1. Sedentary work involves lifting no more than 10 pounds at a time and occasionally lifting or carrying articles like docket files, ledgers, and small tools. Although a sedentary job is defined as one which involves sitting, a certain amount of walking and standing is often necessary in carrying out job duties. Jobs are sedentary if walking and standing are required occasionally and other sedentary criteria are met. 20 C.F.R. §404.1567(a).
2. Plaintiff was fully insured as of her alleged onset date. (Tr. 20). Plaintiff's date last insured was March 31, 2011. (Tr. 207, 208).
3. Past relevant work is work that you have done within the past 15 years, that was substantial gainful activity, and that lasted long enough for you to learn to do it. 20 C.F.R. §416.960(1)(b).
4. Residual functional capacity is the most an individual can still do despite limitations. See 20 C.F.R. 1545(a)(1).
5. Premature ventricular contractions are a type of ectopic heartbeat. Ectopic heartbeats are small changes in an otherwise normal heartbeat that lead to extra or skipped heartbeats. See Medline Plus, http://www.nlm.nih.gov/medlineplus/ency/article/001100.htm
6. A bradycardia is a heart arrhythmia where the heart beats too slowly. An arrhythmia is a disorder of the heart rate (pulse) or heart rhythm, such as beating too fast (tachycardia), too slow (bradycardia), or irregularly. See PubMed Health, http://www.ncbi.nlm.nih.gov/pubmedhealth/ PMH0002091/
7. Any treatment would be intended to improve Plaintiff's ability to independently conduct daily activities, personal affairs, and activities of daily living.

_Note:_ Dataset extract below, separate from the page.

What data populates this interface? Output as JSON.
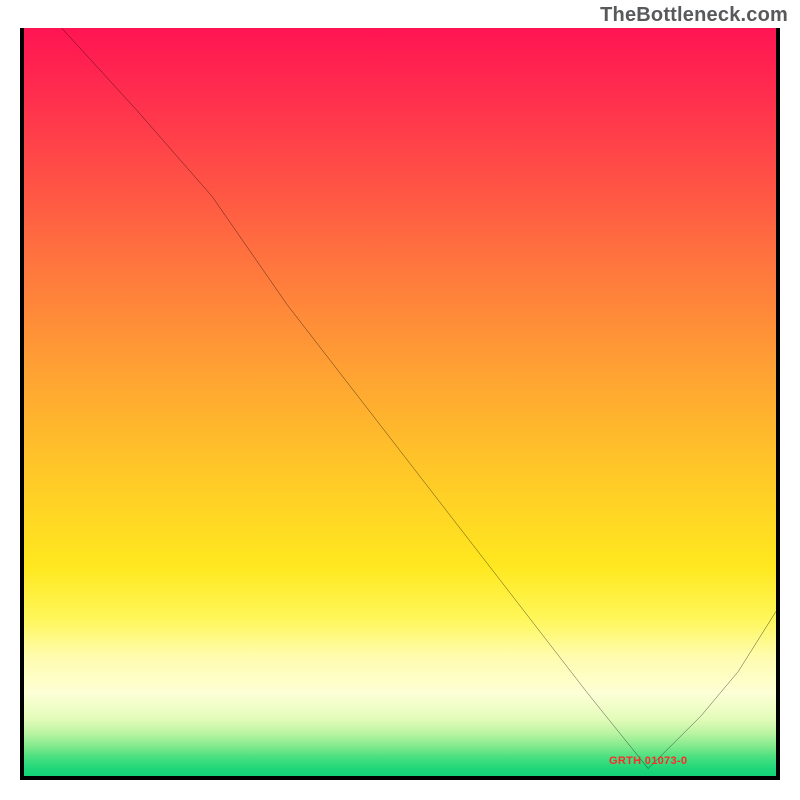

8. Dr. Hinzman concluded that Plaintiff had the capacity to lift 20 pounds occasionally and 10 pounds frequently, stand and/or walk about 6 hours in an 8 hour workday, sit about 6 hours in an 8 hour workday, push or pull within the lift/carry limits, occasionally climb ramps or stairs, never climb ladders, ropes, or scaffolds, occasionally balance, stoop, or crouch, and never crawl. (Tr. 24).

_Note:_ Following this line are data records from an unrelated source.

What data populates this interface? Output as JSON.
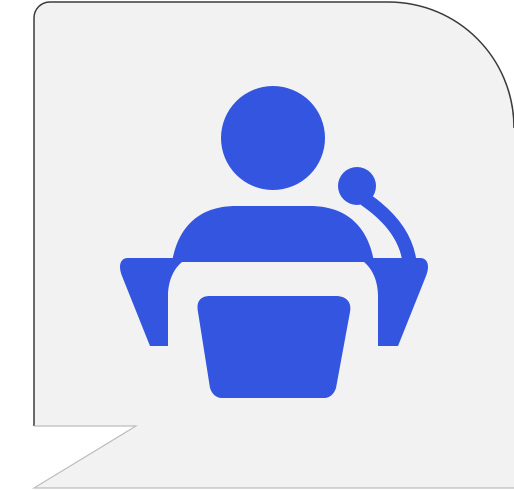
{
  "icon": {
    "name": "speaker-at-podium-icon",
    "bubble_color": "#f2f2f2",
    "bubble_outline_color": "#3a3a3a",
    "bubble_tail_outline_color": "#bdbdbd",
    "figure_color": "#3355e0"
  }
}
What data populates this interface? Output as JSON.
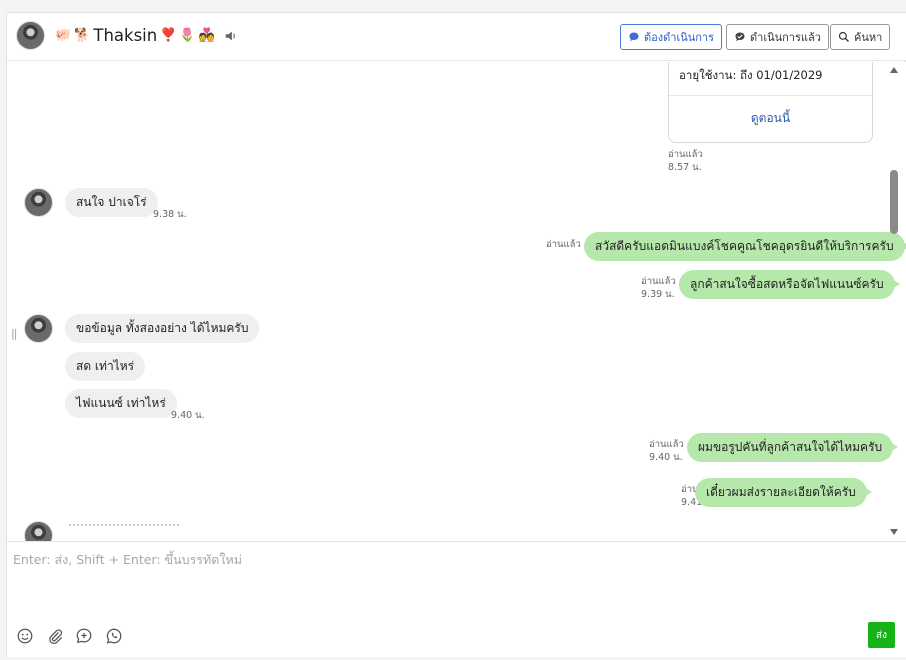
{
  "header": {
    "contact_name": "Thaksin",
    "emoji_prefix": [
      "🐖",
      "🐕"
    ],
    "emoji_suffix": [
      "❣️",
      "🌷",
      "💑"
    ],
    "buttons": {
      "todo": "ต้องดำเนินการ",
      "done": "ดำเนินการแล้ว",
      "search": "ค้นหา"
    }
  },
  "card": {
    "expiry": "อายุใช้งาน: ถึง 01/01/2029",
    "link": "ดูตอนนี้"
  },
  "messages": [
    {
      "id": "m0",
      "dir": "out",
      "read": "อ่านแล้ว",
      "time": "8.57 น."
    },
    {
      "id": "m1",
      "dir": "in",
      "text": "สนใจ ปาเจโร่",
      "time": "9.38 น."
    },
    {
      "id": "m2",
      "dir": "out",
      "text": "สวัสดีครับแอดมินแบงค์โชคคูณโชคอุดรยินดีให้บริการครับ",
      "read": "อ่านแล้ว",
      "time": ""
    },
    {
      "id": "m3",
      "dir": "out",
      "text": "ลูกค้าสนใจซื้อสดหรือจัดไฟแนนซ์ครับ",
      "read": "อ่านแล้ว",
      "time": "9.39 น."
    },
    {
      "id": "m4",
      "dir": "in",
      "text": "ขอข้อมูล ทั้งสองอย่าง ได้ไหมครับ",
      "time": ""
    },
    {
      "id": "m5",
      "dir": "in",
      "text": "สด เท่าไหร่",
      "time": ""
    },
    {
      "id": "m6",
      "dir": "in",
      "text": "ไฟแนนซ์ เท่าไหร่",
      "time": "9.40 น."
    },
    {
      "id": "m7",
      "dir": "out",
      "text": "ผมขอรูปคันที่ลูกค้าสนใจได้ไหมครับ",
      "read": "อ่านแล้ว",
      "time": "9.40 น."
    },
    {
      "id": "m8",
      "dir": "out",
      "text": "เดี๋ยวผมส่งรายละเอียดให้ครับ",
      "read": "อ่านแล้ว",
      "time": "9.41 น."
    }
  ],
  "composer": {
    "placeholder": "Enter: ส่ง, Shift + Enter: ขึ้นบรรทัดใหม่",
    "send_label": "ส่ง"
  },
  "colors": {
    "incoming_bubble": "#eeeff1",
    "outgoing_bubble": "#b7e8ab",
    "send_button": "#15b315",
    "link": "#2d5aa8",
    "todo_accent": "#2f5fbf"
  }
}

9. The ALJ's decision to weigh differing opinions "is clearly not a basis for . . . setting aside the ALJ's factual findings." Mullins v. Sec'y of HHS, 836 F.2d 980, 984 (6th Cir. 1987).
10. The ALJ is not bound to rely on a single medical opinion in determining an RFC. See Webb v. Comm'r of Soc. Sec., 368 F.3d 629, 633 (6th Cir. 2004) ("The ALJ is charged with the responsibility of evaluating the medical evidence and the claimant's testimony to form an assessment of [their] residual functional capacity.").